Gegen den 64-Jährigen Ukrainer sei nach einer Vernehmung Haftbefehl beantragt worden, erklärte die Polizei in Budapest am Donnerstagabend. Am Abend untersuchten unterdessen Taucher die Unglücksstelle, wie die ungarische Tageszeitung „Nepszava“ berichtete.

„Alle, die bei der Suche mithelfen, werden weiterhin alles in ihrer Macht stehende tun (…) und die vermissten Personen zu finden“, zitiert die US-Presseagentur AP die Budapester Polizei. Die Aussicht, die vermissten Personen lebend zu finden, wurde von den ungarischen Behörden als gering eingeschätzt.

Die Rettungsarbeiten gestalteten sich schwierig, die Donau würde mit „9 bis 11 Kilometer pro Stunde“ fließen, heißt es vonseiten der Polizei.

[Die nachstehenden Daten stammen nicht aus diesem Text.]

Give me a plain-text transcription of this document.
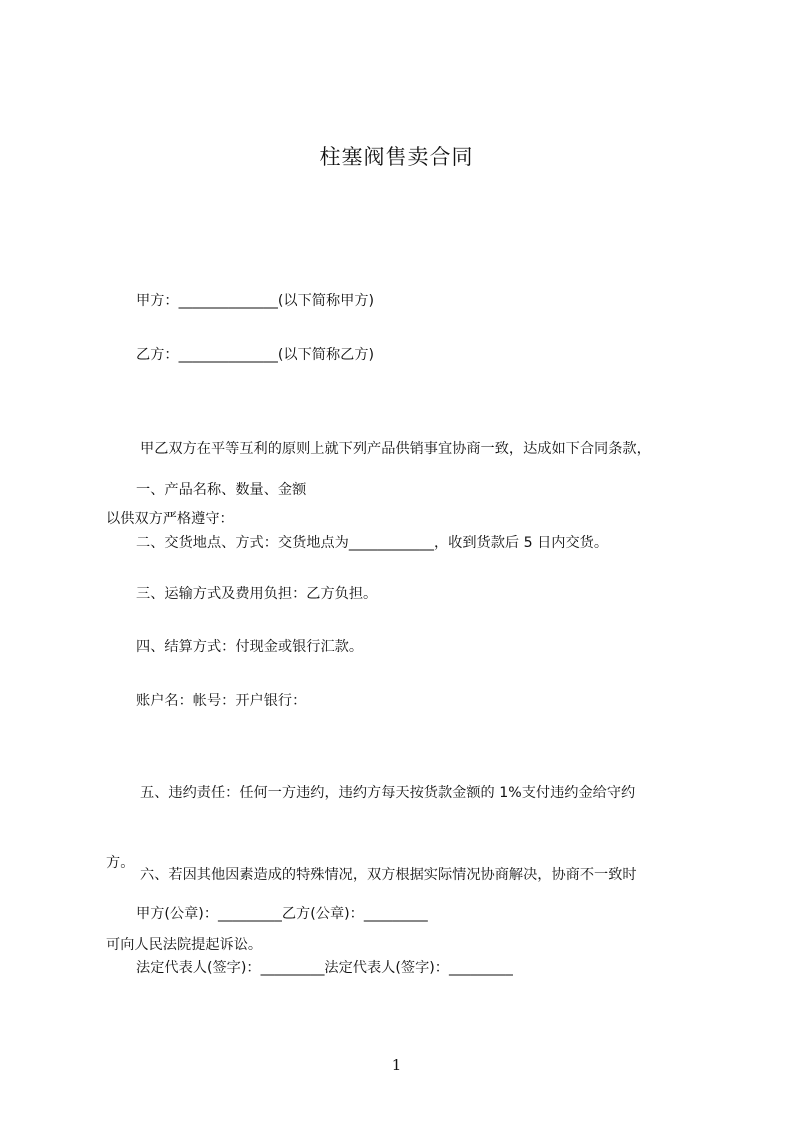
柱塞阀售卖合同
甲方：______________(以下简称甲方)
乙方：______________(以下简称乙方)

甲乙双方在平等互利的原则上就下列产品供销事宜协商一致，达成如下合同条款，

以供双方严格遵守：

一、产品名称、数量、金额
二、交货地点、方式：交货地点为____________，收到货款后 5 日内交货。
三、运输方式及费用负担：乙方负担。
四、结算方式：付现金或银行汇款。
账户名：帐号：开户银行：

五、违约责任：任何一方违约，违约方每天按货款金额的 1%支付违约金给守约

方。

六、若因其他因素造成的特殊情况，双方根据实际情况协商解决，协商不一致时

可向人民法院提起诉讼。

甲方(公章)：_________乙方(公章)：_________
法定代表人(签字)：_________法定代表人(签字)：_________
1
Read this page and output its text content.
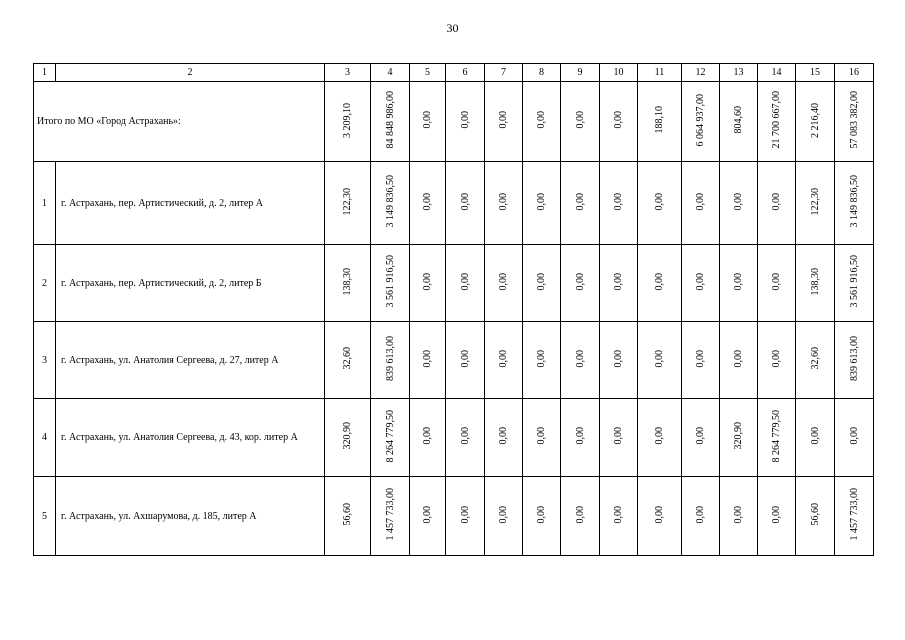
30
1	2	3	4	5	6	7	8	9	10	11	12	13	14	15	16
Итого по МО «Город Астрахань»:		3 209,10	84 848 986,00	0,00	0,00	0,00	0,00	0,00	0,00	188,10	6 064 937,00	804,60	21 700 667,00	2 216,40	57 083 382,00
1	г. Астрахань, пер. Артистический, д. 2, литер А	122,30	3 149 836,50	0,00	0,00	0,00	0,00	0,00	0,00	0,00	0,00	0,00	0,00	122,30	3 149 836,50
2	г. Астрахань, пер. Артистический, д. 2, литер Б	138,30	3 561 916,50	0,00	0,00	0,00	0,00	0,00	0,00	0,00	0,00	0,00	0,00	138,30	3 561 916,50
3	г. Астрахань, ул. Анатолия Сергеева, д. 27, литер А	32,60	839 613,00	0,00	0,00	0,00	0,00	0,00	0,00	0,00	0,00	0,00	0,00	32,60	839 613,00
4	г. Астрахань, ул. Анатолия Сергеева, д. 43, кор. литер А	320,90	8 264 779,50	0,00	0,00	0,00	0,00	0,00	0,00	0,00	0,00	320,90	8 264 779,50	0,00	0,00
5	г. Астрахань, ул. Ахшарумова, д. 185, литер А	56,60	1 457 733,00	0,00	0,00	0,00	0,00	0,00	0,00	0,00	0,00	0,00	0,00	56,60	1 457 733,00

Den Großteil des Tages war aufgrund des hohen Wasserstandes, der Strömung und der schlechten Sicht kein Tauchgang möglich.

Unklarheit über Ursache für Unglück

Am Donnerstag wurde auch ein Video veröffentlicht, auf dem der Unfallhergang ersichtlich ist. Dabei dürfte das Ausflugsschiff „Hableany“ (Nixe) unter der Brücke scharf nach links gesteuert haben und damit vor den Bug des größeren Hotelschiffs „Viking Sigyn“, so ORF-Korrespondent Ernst Gelegs in der ZIB1. Damit konnte das größere Schiff nicht mehr ausweichen. Warum das Schiff plötzlich ausriss, ist unklar, so Gelegs, menschliches Versagen könne jedoch nicht ausgeschlossen werden.

Überwachungskameras filmten Unfallhergang

Überwachungskameras auf einer Brücke über die Donau nahmen das Schiffsunglück auf. (Videoquelle: EBU/Ungarische Polizei)

Südkoreanische Reisegruppe an Bord

Es gebe nur „minimale Hoffnung“ auf weitere Überlebende, hieß es schon zuvor von einem Sprecher der Rettungskräfte untertags. Laut Berichten der südkoreanischen Nachrichtenagentur Yonhap befanden sich 30 südkoreanische Touristen, die eine Sechs-Länder-Reise nach Osteuropa gebucht hatten, auf der gesunkenen „Hableany“. Dazu kämen noch drei Reisebegleiter sowie die zwei ungarischen Besatzungsmitglieder. Die meisten Reisenden seien 40 bis 50 Jahre alt gewesen. Auch ein sechsjähriges Kind sei an Bord gewesen.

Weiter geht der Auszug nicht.